The guests had been carefully chosen. On Mrs. Winlow's right was Thomas Brandwhite (of Brown and Brandwhite), who had a position in the financial world which could not well be ignored, two places in the country, and a yacht. His long, lined face, with very heavy moustaches, wore habitually a peevish look. He had retired from his firm, and now only sat on the Boards of several companies. Next to him was Mrs. Hussell Barter, with that touching look to be seen on the faces of many English ladies, that look of women who are always doing their duty, their rather painful duty; whose eyes, above cheeks creased and withered, once rose-leaf hued, now over-coloured by strong weather, are starry and anxious; whose speech is simple, sympathetic, direct, a little shy, a little hopeless, yet always hopeful; who are ever surrounded by children, invalids, old people, all looking to them for support; who have never known the luxury of breaking down—of these was Mrs. Hussell Barter, the wife of the Reverend Hussell Barter, who would shoot to-morrow, but would not attend the race-meeting on the Wednesday. On her other hand was Gilbert Foxleigh, a lean-flanked man with a long, narrow head, strong white teeth, and hollow, thirsting eyes. He came of a county family of Foxleighs, and was one of six brothers, invaluable to the owners of coverts or young, half-broken horses in days when, as a Foxleigh would put it, "hardly a Johnny of the lot could shoot or ride for nuts." There was no species of beast, bird, or fish, that he could not and did not destroy with equal skill and enjoyment. The only thing against him was his income, which was very small. He had taken in Mrs. Brandwhite, to whom, however, he talked but little, leaving her to General Pendyce, her neighbour on the other side.

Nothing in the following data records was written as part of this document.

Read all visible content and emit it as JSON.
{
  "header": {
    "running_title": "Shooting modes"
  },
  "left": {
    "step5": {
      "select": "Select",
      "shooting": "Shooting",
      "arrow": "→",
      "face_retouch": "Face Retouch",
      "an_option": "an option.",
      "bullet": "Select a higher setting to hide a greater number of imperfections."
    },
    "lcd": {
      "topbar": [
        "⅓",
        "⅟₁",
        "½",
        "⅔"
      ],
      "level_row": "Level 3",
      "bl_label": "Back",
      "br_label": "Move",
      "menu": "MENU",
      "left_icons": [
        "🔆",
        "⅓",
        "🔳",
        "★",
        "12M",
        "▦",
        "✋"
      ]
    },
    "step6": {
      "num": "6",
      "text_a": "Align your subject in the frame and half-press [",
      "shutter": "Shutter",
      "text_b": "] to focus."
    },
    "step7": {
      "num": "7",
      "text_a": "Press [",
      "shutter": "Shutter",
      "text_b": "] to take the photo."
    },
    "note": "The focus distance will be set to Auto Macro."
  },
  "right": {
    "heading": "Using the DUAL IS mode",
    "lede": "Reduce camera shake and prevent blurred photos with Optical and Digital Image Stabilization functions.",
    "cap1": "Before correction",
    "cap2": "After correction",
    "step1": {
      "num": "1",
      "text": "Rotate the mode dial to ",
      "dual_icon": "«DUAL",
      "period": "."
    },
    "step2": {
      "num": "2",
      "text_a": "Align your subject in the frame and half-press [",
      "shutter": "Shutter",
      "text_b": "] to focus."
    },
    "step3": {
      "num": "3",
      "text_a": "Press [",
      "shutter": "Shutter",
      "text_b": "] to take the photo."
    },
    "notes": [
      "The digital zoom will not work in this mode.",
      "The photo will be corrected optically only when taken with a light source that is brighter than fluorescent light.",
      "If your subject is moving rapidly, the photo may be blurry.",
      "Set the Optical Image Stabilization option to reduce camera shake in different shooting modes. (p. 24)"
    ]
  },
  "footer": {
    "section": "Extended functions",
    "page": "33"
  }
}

Had he been born a year before his brother, instead of a year after, Charles Pendyce would naturally have owned Worsted Skeynes, and Horace would have gone into the Army instead. As it was, having almost imperceptibly become a Major-General, he had retired, taking with him his pension. The third brother, had he chosen to be born, would have gone into the Church, where a living awaited him; he had elected otherwise, and the living had passed perforce to a collateral branch. Between Horace and Charles, seen from behind, it was difficult to distinguish. Both were spare, both erect, with the least inclination to bottle shoulders, but Charles Pendyce brushed his hair, both before and behind, away from a central parting, and about the back of his still active knees there was a look of feebleness. Seen from the front they could readily be differentiated, for the General's whiskers broadened down his cheeks till they reached his moustaches, and there was in his face and manner a sort of formal, though discontented, effacement, as of an individualist who has all his life been part of a system, from which he has issued at last, unconscious indeed of his loss, but with a vague sense of injury. He had never married, feeling it to be comparatively useless, owing to Horace having gained that year on him at the start, and he lived with a valet close to his club in Pall Mall.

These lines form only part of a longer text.